Gaining self-confidence as my life grew fuller and my circle of acquaintances widened, I thrust the memory of Spector away from me and for long periods scarcely thought about him at all. But, ultimately, a dim regret always recurred. Periodically I would feel sorry that I’d failed to win his affection and that I’d offended him at our last meeting. To forget him entirely was impossible, if only because he sometimes came to the office — though at very long intervals — taking no more notice of me on these occasions than of any other employee.
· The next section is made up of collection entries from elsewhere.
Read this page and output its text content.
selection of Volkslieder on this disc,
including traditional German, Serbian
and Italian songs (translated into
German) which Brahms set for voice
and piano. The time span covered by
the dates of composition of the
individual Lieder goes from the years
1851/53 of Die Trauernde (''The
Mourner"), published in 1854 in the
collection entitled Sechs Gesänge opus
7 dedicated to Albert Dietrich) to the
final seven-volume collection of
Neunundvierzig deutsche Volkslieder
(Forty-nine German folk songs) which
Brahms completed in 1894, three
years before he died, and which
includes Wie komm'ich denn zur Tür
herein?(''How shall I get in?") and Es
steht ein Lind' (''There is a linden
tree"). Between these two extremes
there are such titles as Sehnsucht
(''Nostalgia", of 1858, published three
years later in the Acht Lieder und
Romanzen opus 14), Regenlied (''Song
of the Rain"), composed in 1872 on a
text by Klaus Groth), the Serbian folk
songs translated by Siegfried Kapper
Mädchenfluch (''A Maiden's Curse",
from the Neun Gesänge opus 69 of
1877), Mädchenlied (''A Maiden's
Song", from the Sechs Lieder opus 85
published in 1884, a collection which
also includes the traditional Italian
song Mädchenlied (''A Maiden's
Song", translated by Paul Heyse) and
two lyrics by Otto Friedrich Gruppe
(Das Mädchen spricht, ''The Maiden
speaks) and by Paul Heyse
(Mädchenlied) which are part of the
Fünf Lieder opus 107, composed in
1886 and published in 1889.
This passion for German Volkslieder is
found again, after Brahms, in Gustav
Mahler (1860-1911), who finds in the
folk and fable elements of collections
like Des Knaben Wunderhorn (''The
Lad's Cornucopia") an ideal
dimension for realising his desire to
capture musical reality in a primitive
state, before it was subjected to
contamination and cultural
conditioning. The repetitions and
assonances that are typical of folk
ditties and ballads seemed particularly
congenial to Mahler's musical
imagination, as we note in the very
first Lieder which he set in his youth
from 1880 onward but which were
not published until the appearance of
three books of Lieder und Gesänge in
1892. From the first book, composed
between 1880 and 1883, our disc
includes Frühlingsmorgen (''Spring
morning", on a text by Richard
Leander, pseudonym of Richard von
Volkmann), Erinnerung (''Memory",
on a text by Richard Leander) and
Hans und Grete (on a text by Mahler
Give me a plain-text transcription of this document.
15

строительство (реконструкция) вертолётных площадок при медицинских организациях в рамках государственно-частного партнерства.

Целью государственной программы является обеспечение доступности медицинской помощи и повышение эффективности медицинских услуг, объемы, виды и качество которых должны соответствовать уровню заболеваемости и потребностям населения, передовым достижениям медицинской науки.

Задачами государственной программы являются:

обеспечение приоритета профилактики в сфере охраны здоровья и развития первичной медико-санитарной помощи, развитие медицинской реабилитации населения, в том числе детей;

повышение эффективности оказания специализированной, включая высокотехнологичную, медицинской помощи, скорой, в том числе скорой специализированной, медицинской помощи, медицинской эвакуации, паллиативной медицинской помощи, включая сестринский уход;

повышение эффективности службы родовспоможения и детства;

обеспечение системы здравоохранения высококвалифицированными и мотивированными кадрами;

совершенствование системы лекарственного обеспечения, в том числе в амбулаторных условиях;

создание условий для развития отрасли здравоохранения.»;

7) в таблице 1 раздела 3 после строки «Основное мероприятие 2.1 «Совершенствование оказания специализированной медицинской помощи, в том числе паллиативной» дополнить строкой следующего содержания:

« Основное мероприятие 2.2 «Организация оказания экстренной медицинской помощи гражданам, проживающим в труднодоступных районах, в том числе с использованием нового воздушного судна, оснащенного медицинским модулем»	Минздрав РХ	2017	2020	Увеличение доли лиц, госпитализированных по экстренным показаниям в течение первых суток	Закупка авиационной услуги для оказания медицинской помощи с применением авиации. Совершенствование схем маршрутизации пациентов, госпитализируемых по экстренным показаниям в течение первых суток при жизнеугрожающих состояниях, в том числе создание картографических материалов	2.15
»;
To see him invariably caused me a faint stirring of uneasiness; a feeling more like guilt than anything, if it has to be classified. I would ask myself then why I’d never made any attempt to bridge the gulf of estrangement that had opened between us — perhaps if I had he would have met me halfway. Considering my indebtedness to him, it seemed no more than my duty to make the effort. But I did nothing, unable to overcome my unwillingness to approach him. Recalling my childish declaration of loyalty that was to have been eternal, I knew that I was really afraid of coming again under his influence. I dreaded a return to my slavish subservience to his will. Yet the idea of going back to him never quite left me; the possibility of a return was always at the back of my mind, though only as a kind of dream-alternative to whatever I happened to be doing, an unspecified ‘somewhere else’, never given a name. Though I felt, on the whole, much happier now that I really seemed to be living the same life as other people, I sometimes had obscure guilt feelings, as if this were not my true destiny and in being dis-loyal to Spector I had also betrayed myself. But, since it was only his actual presence that brought these ideas to the surface, I could afford to ignore them. Most of the time I was proud of my emancipation; my life seemed satisfactorily full and normal. I was mainly content.